From one Isle to another

haitiLet’s start the week with a salute to a company that’s doing the right thing. Between its Florida and Missouri operations, Isle of Capri Casinos employs some 170 citizens of Haiti. Their salaries go to support family members on the recently earthquake-stricken island. While some casino companies that shall remain nameless pay lip service to their workers, then give them a royal shafting, Isle has shown it’s made of better stuff. It’s encouraged executives to donate to earthquake-relief funds and even paid round-trip airfares so that 14 Isle employees could return to Haiti and be with their families.

While some of the credit for this goes to CEO James Perry and COO Virginia McDowell, who ran a classy operation at Argosy Gaming back in the day, it’s also the continuation of a philanthropic Isle tradition. S&G applauds Isle’s humanitarian sensibility.

Irony is dead. That’s all I can conclude after reading a few pages of Internet rants about the triumph of Kathryn Bigelow‘s The Hurt Locker, a studiously apolitical film, over James Cameron‘s Avatar is another instance of Hollywood’s liberal (read: Jewish) tendencies. The radical-leftist ideology of Avatar seems to have flown straight through the noggins of those individuals who cite its $3 billion gross — even as the film itself mounts a frontal assault on capitalism — as an ipso facto metric of merit. (Would that make the most recent Transformers picture the year’s second-best film?)

Besides, films buffs who have been fans of Bigelow since 1987’s cult classic Near Dark (or, in my case, 1989’s Blue Steel) must be right chuffed to see her return from six years in the wilderness with a masterpiece in tow, thanks in no small part to Mark Boal‘s screenplay. Speaking as the Last Person in America to See Avatar, I enjoyed it quite a bit … and will have to do another “Blast from the Past” about the time that Cameron briefly went into partnership with — wait for it — Gary Loveman. True story.

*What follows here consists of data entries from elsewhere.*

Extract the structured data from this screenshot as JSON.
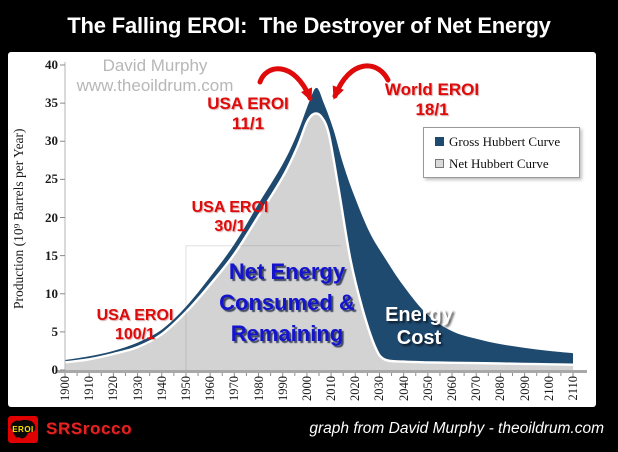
{
  "title": "The Falling EROI:  The Destroyer of Net Energy",
  "watermark": {
    "line1": "David Murphy",
    "line2": "www.theoildrum.com"
  },
  "footer": {
    "logo_text": "EROI",
    "brand": "SRSrocco",
    "credit": "graph from David Murphy - theoildrum.com"
  },
  "chart_data": {
    "type": "area",
    "title": "The Falling EROI:  The Destroyer of Net Energy",
    "xlabel": "Year",
    "ylabel": "Production (10⁹ Barrels per Year)",
    "xlim": [
      1900,
      2110
    ],
    "ylim": [
      0,
      40
    ],
    "grid": false,
    "legend_position": "upper right",
    "x_ticks": [
      1900,
      1910,
      1920,
      1930,
      1940,
      1950,
      1960,
      1970,
      1980,
      1990,
      2000,
      2010,
      2020,
      2030,
      2040,
      2050,
      2060,
      2070,
      2080,
      2090,
      2100,
      2110
    ],
    "y_ticks": [
      0,
      5,
      10,
      15,
      20,
      25,
      30,
      35,
      40
    ],
    "series": [
      {
        "name": "Gross Hubbert Curve",
        "color": "#1F4A70",
        "x": [
          1900,
          1910,
          1920,
          1930,
          1940,
          1950,
          1960,
          1970,
          1980,
          1990,
          1996,
          2001,
          2004,
          2007,
          2011,
          2015,
          2020,
          2026,
          2032,
          2040,
          2050,
          2060,
          2070,
          2080,
          2090,
          2100,
          2110
        ],
        "values": [
          1.3,
          1.8,
          2.5,
          3.6,
          5.3,
          8.3,
          12.2,
          16.5,
          21.8,
          27.0,
          31.0,
          35.2,
          37.0,
          35.0,
          31.5,
          27.0,
          22.5,
          18.0,
          14.8,
          11.0,
          7.2,
          5.1,
          4.1,
          3.4,
          2.9,
          2.5,
          2.2
        ]
      },
      {
        "name": "Net Hubbert Curve",
        "color": "#D3D3D3",
        "x": [
          1900,
          1910,
          1920,
          1930,
          1940,
          1950,
          1960,
          1970,
          1980,
          1990,
          1996,
          2000,
          2003,
          2006,
          2009,
          2013,
          2018,
          2023,
          2028,
          2032,
          2040,
          2050,
          2060,
          2070,
          2080,
          2090,
          2100,
          2110
        ],
        "values": [
          1.0,
          1.4,
          2.1,
          3.0,
          4.7,
          7.6,
          11.2,
          15.2,
          20.2,
          25.3,
          29.2,
          32.5,
          33.6,
          33.2,
          31.0,
          24.0,
          14.5,
          8.0,
          3.2,
          1.4,
          1.1,
          1.0,
          0.95,
          0.9,
          0.85,
          0.8,
          0.75,
          0.7
        ]
      }
    ],
    "annotations": {
      "usa_eroi_11": {
        "line1": "USA EROI",
        "line2": "11/1",
        "color": "#DF0B0B",
        "x": 1976,
        "y": 35
      },
      "world_eroi_18": {
        "line1": "World EROI",
        "line2": "18/1",
        "color": "#DF0B0B",
        "x": 2055,
        "y": 36
      },
      "usa_eroi_30": {
        "line1": "USA EROI",
        "line2": "30/1",
        "color": "#DF0B0B",
        "x": 1967,
        "y": 21
      },
      "usa_eroi_100": {
        "line1": "USA EROI",
        "line2": "100/1",
        "color": "#DF0B0B",
        "x": 1928,
        "y": 6
      },
      "net_energy": {
        "line1": "Net Energy",
        "line2": "Consumed &",
        "line3": "Remaining",
        "color": "#1414CC",
        "x": 1993,
        "y": 13
      },
      "energy_cost": {
        "line1": "Energy",
        "line2": "Cost",
        "color": "#FFFFFF",
        "x": 2047,
        "y": 7
      }
    }
  }
}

Extended metaphors are dangerous things. So my hat is off to Oscar winner Christoph Waltz (Inglourious Basterds) for pulling off a pair of them in his Golden Globes and Academy Awards acceptance speeches. Professional writers could learn a thing from that man’s eloquence. Good thing he received his award early in the 3.5-hour-plus marathon. Otherwise, one might have been too mind-numbed to notice his adept way with words.